Il est aussi vrai que le chanvre serait davantage cultivé si l'on pouvait vraiment tirer parti à la fois de la graine et des fibres. Mais dans ce dernier cas, il faudrait développer des technologies adéquates. Le gouvernement et le privé s'impliquent peu, la recherche et le développement reposant sur les producteurs. Autre problème, le chanvre n'est pas couvert par l'assurance récolte ou l'assurance stabilisation. M. Côté est d'avis que l'UPA devrait travailler en ce sens.
L'avenir
La réimplantation du chanvre étant récente, Santé Canada possède peu de statistiques dans ce dossier. L'année suivant sa légalisation en 1998, la culture du chanvre a connu un boom impressionnant, passant de 2400 à 14 000 hectares de superficie de production autorisée. Mais en 2001, le nombre d'hectares chutait radicalement à 1356. Il serait aujourd'hui de 8000 acres. Vingt-quatre compagnies possèdent actuellement un permis de production de semence, 122 en ayant un autre pour cultiver.

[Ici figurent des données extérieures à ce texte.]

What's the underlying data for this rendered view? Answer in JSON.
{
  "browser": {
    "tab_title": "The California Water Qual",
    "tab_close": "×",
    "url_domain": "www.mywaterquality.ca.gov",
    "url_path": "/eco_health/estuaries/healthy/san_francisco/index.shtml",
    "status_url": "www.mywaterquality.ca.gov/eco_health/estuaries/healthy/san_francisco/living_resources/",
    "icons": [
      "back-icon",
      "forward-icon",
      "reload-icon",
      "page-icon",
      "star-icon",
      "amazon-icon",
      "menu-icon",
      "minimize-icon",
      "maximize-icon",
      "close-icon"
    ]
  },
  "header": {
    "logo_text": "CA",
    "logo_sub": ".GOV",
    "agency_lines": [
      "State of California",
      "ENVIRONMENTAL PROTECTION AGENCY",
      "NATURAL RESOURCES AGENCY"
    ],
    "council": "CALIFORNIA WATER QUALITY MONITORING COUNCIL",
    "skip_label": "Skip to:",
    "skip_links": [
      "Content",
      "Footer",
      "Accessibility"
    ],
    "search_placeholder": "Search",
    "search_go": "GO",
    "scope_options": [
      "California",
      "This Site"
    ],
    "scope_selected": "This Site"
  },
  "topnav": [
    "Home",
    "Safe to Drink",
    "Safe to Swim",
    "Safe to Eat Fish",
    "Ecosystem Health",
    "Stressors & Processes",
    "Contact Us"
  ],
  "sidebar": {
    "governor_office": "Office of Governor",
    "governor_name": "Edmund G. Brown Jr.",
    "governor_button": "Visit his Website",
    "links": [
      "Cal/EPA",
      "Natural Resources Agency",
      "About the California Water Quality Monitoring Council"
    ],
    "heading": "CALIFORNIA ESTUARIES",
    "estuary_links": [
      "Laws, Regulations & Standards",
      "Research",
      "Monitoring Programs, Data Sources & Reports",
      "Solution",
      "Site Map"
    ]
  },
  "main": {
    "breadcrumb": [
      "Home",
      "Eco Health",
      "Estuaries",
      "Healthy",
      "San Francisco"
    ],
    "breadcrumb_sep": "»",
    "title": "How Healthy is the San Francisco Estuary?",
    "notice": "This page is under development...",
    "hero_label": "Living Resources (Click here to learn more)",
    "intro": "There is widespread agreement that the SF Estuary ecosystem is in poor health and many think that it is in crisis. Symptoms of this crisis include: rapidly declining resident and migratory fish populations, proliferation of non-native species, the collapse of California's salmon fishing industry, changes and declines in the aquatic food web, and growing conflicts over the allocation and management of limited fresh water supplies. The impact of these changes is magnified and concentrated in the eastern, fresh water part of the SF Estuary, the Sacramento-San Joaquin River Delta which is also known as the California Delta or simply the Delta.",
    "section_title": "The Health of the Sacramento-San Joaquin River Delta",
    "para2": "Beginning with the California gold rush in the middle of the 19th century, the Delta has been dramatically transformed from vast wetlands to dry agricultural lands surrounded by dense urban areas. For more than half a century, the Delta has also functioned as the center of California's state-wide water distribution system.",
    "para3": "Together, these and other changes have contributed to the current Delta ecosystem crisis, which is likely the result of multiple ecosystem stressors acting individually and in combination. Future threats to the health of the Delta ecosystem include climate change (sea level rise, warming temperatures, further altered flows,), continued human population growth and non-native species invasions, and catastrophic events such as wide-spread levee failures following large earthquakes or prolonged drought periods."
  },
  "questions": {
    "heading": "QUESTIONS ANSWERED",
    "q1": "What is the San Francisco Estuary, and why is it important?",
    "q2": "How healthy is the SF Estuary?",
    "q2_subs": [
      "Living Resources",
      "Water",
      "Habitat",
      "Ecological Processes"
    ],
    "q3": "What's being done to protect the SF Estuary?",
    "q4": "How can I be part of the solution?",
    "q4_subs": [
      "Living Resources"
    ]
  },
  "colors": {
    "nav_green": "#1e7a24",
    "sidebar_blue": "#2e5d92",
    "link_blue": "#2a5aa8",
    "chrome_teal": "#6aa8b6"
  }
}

«C'est difficile pour tous mais, en même temps, ça va bien, affirme Lucie E. Létourneau, de Canolio. C'est évident que si le pot était légalisé - je ne me prononce pas sur cette question - le gouvernement serait moins contraignant. Il y a un gros travail d'éducation à faire tant auprès de la clientèle, de l'industrie que du gouvernement, qui offre peu de soutien. Comme l'historique est bref, qu'on manque d'antécédents sur lesquels baser une étude de marché, les subventions sont très rares. Mais les ventes vont toujours augmenter. Il y a 50 ans, on disait à ceux qui voulaient cultiver le maïs-grain qu'ils perdaient leur temps. Aujourd'hui, cette plante occupe la plus grande superficie agricole du Canada. Ça prend la foi.»